The relationship between an unstable argG gene and a 5.7-kilobase (kb) amplifiable DNA sequence in Streptomyces lividans 66 was investigated. Spontaneous, high-frequency Arg mutants deleted for this gene typically contain 200 to 300 copies of the tandemly reiterated sequence. A library of S. lividans 66 (strain 1326) wild-type genomic DNA was prepared in the vector lambda Charon 35. Chromosome walking over 44 kb established that argG is located 25 kb distant from a duplicated amplifiable DNA structure.
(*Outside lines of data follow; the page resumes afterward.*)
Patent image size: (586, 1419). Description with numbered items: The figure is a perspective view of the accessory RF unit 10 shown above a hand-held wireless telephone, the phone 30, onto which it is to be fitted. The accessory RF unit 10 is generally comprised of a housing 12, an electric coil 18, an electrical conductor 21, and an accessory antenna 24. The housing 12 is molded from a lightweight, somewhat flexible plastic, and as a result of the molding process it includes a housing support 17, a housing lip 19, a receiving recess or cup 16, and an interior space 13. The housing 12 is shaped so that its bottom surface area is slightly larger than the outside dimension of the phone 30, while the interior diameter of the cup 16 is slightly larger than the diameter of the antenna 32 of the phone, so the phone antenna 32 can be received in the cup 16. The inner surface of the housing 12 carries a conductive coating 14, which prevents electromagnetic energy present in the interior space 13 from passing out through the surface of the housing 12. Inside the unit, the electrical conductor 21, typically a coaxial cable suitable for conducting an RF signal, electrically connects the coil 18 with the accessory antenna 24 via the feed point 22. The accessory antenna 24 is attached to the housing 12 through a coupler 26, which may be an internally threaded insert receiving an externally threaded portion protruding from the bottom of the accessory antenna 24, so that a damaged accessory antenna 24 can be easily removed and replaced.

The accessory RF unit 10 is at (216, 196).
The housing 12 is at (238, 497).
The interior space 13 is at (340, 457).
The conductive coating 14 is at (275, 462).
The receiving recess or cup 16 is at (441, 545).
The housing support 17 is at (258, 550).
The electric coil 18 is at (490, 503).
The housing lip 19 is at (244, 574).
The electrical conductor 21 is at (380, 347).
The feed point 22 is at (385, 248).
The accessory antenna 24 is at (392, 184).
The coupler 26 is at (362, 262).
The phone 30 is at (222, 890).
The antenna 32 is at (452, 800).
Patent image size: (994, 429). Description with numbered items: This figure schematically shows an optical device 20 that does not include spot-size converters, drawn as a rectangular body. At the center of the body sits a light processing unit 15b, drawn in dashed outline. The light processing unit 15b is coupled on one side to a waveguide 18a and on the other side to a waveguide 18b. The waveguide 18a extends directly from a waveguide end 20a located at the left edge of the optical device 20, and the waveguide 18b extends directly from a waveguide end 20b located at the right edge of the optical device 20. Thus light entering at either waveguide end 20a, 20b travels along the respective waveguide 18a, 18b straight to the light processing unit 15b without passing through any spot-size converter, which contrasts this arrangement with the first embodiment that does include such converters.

A sequence was characterized, located farther distal from the amplifiable structure, containing strong homology with an internal sequence of the amplifiable DNA, which may have a role in the deletion of argG. Genetic mapping showed that argG and the 5.7-kb amplifiable sequence are linked to another unstable gene, determining chloramphenicol resistance (Camr) and that together these genes may be located in a silent chromosomal arc.     
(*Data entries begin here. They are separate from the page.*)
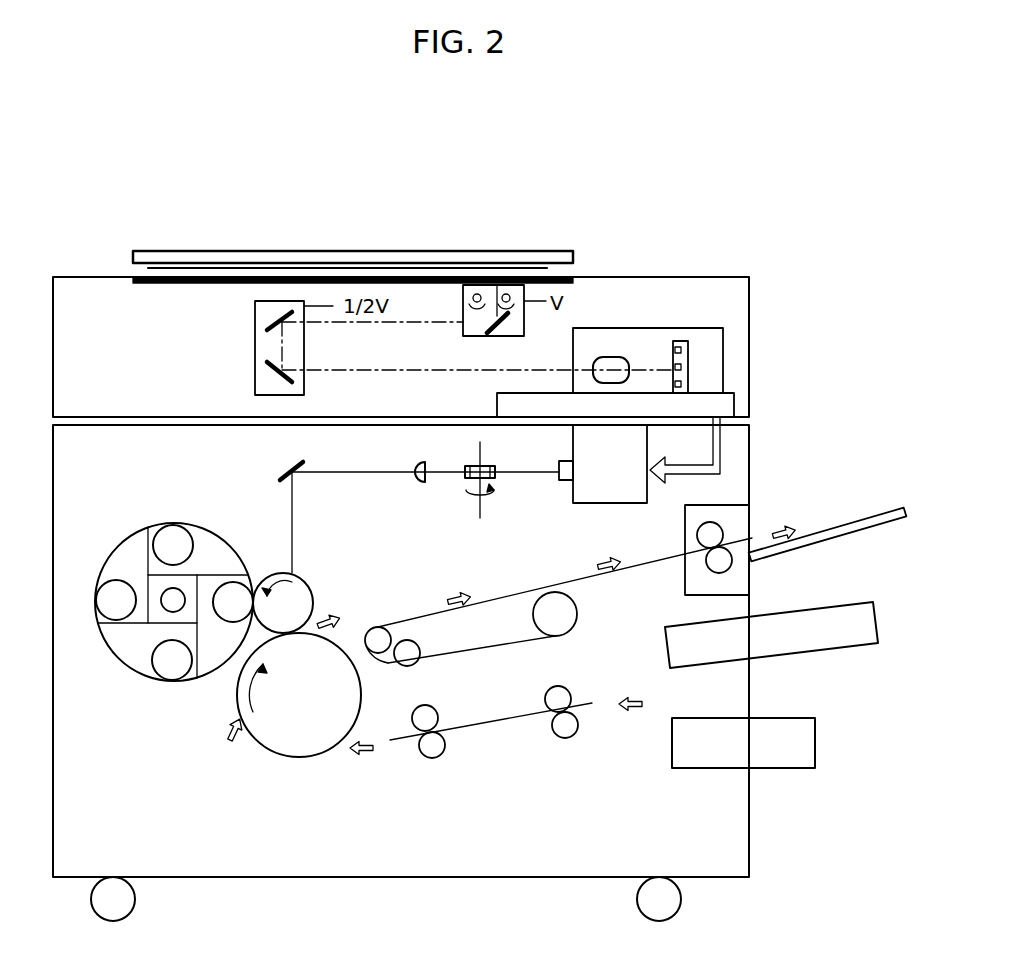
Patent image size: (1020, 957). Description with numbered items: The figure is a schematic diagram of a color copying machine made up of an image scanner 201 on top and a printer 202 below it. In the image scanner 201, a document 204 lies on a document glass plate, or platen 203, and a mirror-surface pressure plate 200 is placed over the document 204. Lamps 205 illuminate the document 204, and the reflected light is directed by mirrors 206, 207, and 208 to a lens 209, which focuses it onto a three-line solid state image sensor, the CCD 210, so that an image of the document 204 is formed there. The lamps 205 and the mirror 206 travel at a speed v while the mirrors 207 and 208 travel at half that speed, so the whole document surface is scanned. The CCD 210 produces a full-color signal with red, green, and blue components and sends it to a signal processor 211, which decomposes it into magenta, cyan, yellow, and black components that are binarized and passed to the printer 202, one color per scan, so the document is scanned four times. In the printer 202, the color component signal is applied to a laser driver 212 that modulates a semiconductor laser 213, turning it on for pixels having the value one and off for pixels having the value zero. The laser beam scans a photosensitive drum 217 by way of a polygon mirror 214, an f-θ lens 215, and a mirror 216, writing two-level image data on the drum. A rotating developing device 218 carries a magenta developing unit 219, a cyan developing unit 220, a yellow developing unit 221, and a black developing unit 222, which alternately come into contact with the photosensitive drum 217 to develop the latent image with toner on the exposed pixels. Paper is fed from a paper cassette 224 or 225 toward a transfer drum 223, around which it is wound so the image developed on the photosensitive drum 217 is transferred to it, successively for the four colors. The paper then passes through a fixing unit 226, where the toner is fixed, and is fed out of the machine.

The mirror-surface pressure plate 200 is at (263, 250).
The image scanner 201 is at (750, 293).
The printer 202 is at (750, 470).
The document glass plate (platen) 203 is at (571, 279).
The document 204 is at (538, 266).
The lamps 205 is at (506, 294).
The mirror 206 is at (502, 337).
The mirror 207 is at (268, 322).
The mirror 208 is at (268, 376).
The lens 209 is at (613, 355).
The three-line solid state image sensor (CCD) 210 is at (688, 360).
The signal processor 211 is at (734, 403).
The laser driver 212 is at (647, 487).
The semiconductor laser 213 is at (556, 478).
The polygon mirror 214 is at (490, 462).
The f-θ lens 215 is at (418, 483).
The mirror 216 is at (305, 462).
The photosensitive drum 217 is at (313, 590).
The rotating developing device 218 is at (226, 536).
The magenta developing unit 219 is at (250, 583).
The cyan developing unit 220 is at (157, 680).
The yellow developing unit 221 is at (99, 620).
The black developing unit 222 is at (182, 525).
The transfer drum 223 is at (300, 757).
The paper cassette 224 is at (800, 770).
The paper cassette 225 is at (855, 650).
The fixing unit 226 is at (730, 581).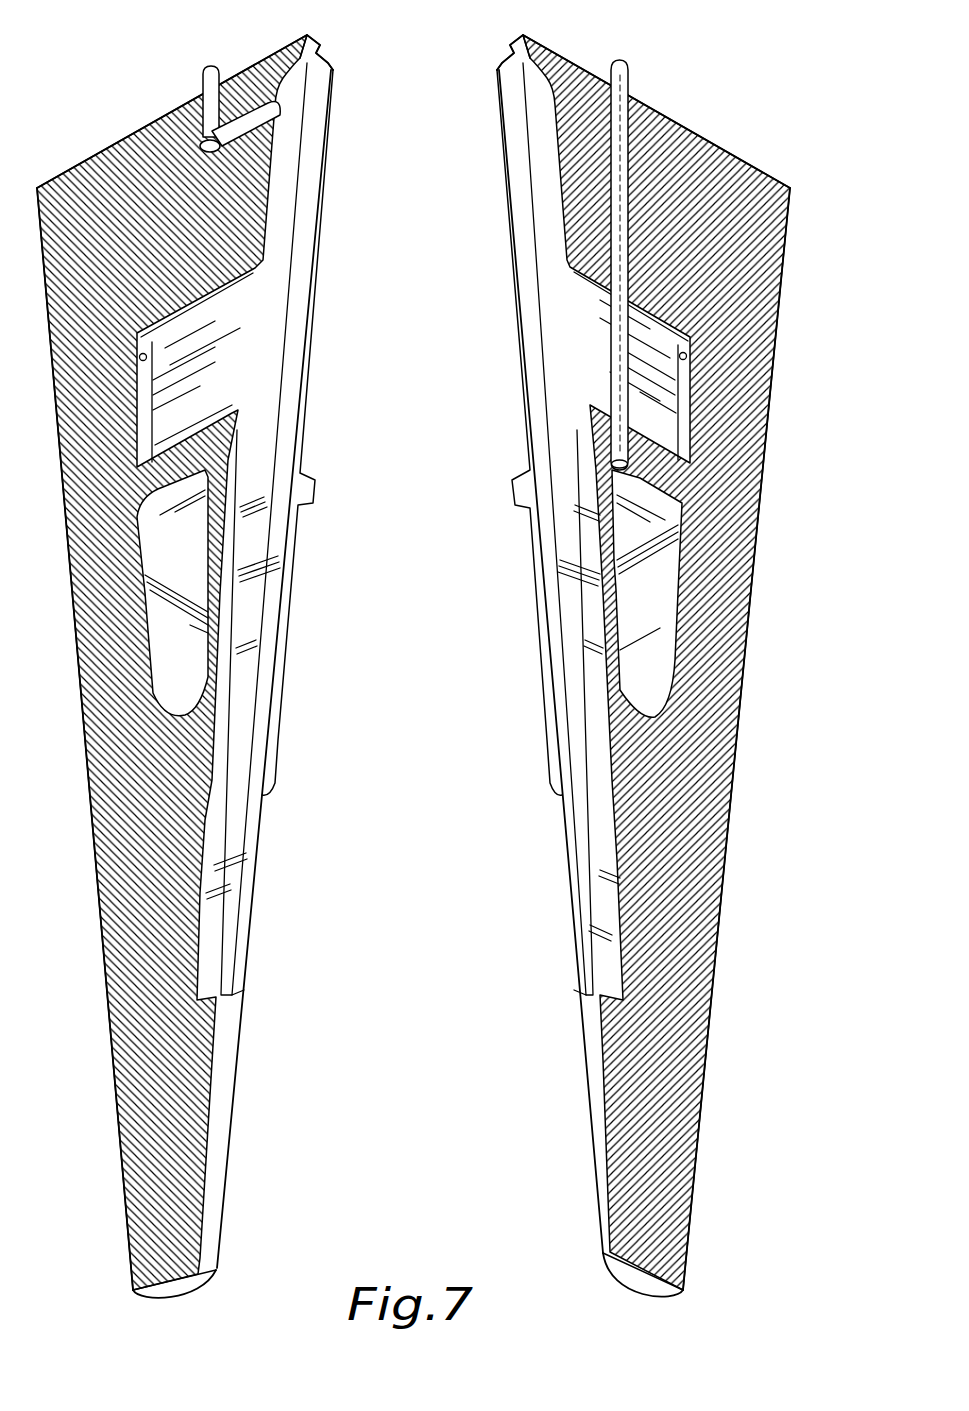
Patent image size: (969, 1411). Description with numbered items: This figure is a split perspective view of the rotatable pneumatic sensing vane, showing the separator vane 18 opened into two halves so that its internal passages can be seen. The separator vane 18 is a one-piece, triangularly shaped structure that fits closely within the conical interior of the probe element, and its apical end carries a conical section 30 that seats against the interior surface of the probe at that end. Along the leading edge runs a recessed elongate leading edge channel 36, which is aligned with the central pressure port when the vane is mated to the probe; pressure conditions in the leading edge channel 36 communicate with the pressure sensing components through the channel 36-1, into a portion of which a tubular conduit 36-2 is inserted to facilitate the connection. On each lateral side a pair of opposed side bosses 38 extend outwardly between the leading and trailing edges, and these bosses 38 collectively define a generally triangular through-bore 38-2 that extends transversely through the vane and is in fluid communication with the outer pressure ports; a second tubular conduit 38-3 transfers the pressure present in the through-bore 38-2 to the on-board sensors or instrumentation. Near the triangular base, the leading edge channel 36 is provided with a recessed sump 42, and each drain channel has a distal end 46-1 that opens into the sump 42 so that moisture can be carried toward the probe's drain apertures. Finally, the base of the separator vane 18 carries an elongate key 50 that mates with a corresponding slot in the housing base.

The separator vane 18 is at (736, 1151).
The conical section 30 is at (590, 1267).
The leading edge channel 36 is at (240, 652).
The channel 36-1 is at (281, 112).
The tubular conduit 36-2 is at (204, 72).
The side bosses 38 is at (521, 500).
The through-bore 38-2 is at (203, 574).
The tubular conduit 38-3 is at (631, 76).
The recessed sump 42 is at (155, 430).
The distal end 46-1 is at (680, 356).
The elongate key 50 is at (327, 42).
Streptomyces coelicolor A3(2) lacks a genomic island present in the chromosome of Streptomyces lividans 66

Streptomyces lividans ZX1 has become a preferred host for DNA cloning in Streptomyces species over its progenitor, the wild-type strain 66 (stock number 1326 from the John Innes Center collection), especially when stable DNA is crucial for in vitro electrophoresis, because DNA from strain 66 contains a novel modification that makes it sensitive to oxidative double-strand cleavage during electrophoresis. Detailed analysis of this modification-deficient mutant (ZX1) revealed that it has several additional phenotypic traits associated with a chromosomal deletion of ca. 90 kb, which was cloned and mapped by using a cosmid library. Comparative sequence analysis of two clones containing the left and right deletion ends originating from strain 66 and one clone with the deletion and fused sequence cloned from strain ZX1 revealed a perfect 15-bp direct repeat, which may have mediated deletion and fusion to yield strain ZX1 by site-specific recombination. Analysis of AseI linking clones in the deleted region in relation to the published AseI map of strain ZX1 yielded a complete AseI map for the S. lividans 66 genome, on which the relative positions of a cloned phage phiHAU3 resistance (phiHAU3r) gene and the dnd gene cluster were precisely localized. Comparison of S. lividans ZX1 and its progenitor 66, as well as the sequenced genome of its close relative, Streptomyces coelicolor M145, reveals that the ca. 90-kb deletion in strain ZX1 may have originated from an insertion from an unknown source.